Western Salsify (Asteraceae Tragopogon dubius)

(Fig. 01)
Picture Notes: I found this unique looking plant (Fig. 01) on 08/03/2012 while hiking the Upper Truckee River trail in Lake Tahoe. This is a popular trail for locals that leads from behind the Barton Memorial Hospital out across a large meadow behind the Hospital that is fed by the Upper Truckee River. On the other side of the meadow and the river, the trail splits off into three trails, with the main trail winding along the river as it heads south towards the Lake Tahoe Airport. Click this link for pictures and info on this hike ... Upper Truckee River Hike.
(Fig. 02)
Description: Western Salsify (Tragopogon dubius),  a.k.a. Western Goat's Beard, Wild Oysterplant, Yellow Salsify, Yellow Goat's Beard, Meadow Goat's Beard, Goat's Beard, Goatsbeard, Common Salsify, or Salsify, is a species of Salsify has become widespread since its introduction into North America.
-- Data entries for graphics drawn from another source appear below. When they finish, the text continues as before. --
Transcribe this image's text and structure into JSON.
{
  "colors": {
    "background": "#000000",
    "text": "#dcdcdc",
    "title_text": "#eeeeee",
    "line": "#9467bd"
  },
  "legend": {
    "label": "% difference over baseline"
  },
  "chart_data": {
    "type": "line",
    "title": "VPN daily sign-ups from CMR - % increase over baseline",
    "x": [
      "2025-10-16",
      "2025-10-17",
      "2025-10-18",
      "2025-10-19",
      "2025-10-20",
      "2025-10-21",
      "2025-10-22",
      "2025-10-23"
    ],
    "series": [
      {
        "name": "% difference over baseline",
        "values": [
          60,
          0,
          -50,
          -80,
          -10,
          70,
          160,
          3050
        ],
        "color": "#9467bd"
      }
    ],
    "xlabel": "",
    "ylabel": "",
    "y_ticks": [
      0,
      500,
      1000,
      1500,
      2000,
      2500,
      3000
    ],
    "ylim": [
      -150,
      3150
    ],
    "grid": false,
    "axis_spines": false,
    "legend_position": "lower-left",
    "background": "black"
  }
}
Because some of these names are also, or more commonly, used for other species of Salisfy, they are better avoided. Like most salsifies, the Western Salsify grows as an annual or occasionally biennial forb, reaching a height of typically 8-24 inches, but sometimes to almost 40 inches. It grows typically in warm, sheltered spots with moist soil. Its yellow flower is 1.5 to 2.5 inches in diameter and is likely to be seen in late spring or early summer. The yellow, dandelion-like flower heads are born singly on 12 to 40 inch stems that are swollen and hollow below the flower head. Ten or more long, narrow involucral bracts extend beyond the flowers. There are 20 to 120 ligulate flowers per head. The flowers open early in the morning and often close up by late afternoon. Later the plant forms a seed head (Fig. 02) that resembles that of a dandelion, though distinctly larger and tan in color. The bracts (leaves) of the Western Salsify which show behind the flower, a distinctive feature of salsifies, are much longer and more noticeable than they are in some of the other species of this plant. This plant can be found in range lands and pastures and is commonly seen in roadside ditches and on the edges of fields. Various parts of western salsify are consumed by wildlife. Pocket gophers feed on the roots, while other mammals such as deer, squirrels, or rabbits may bite off one or more flowering stalks.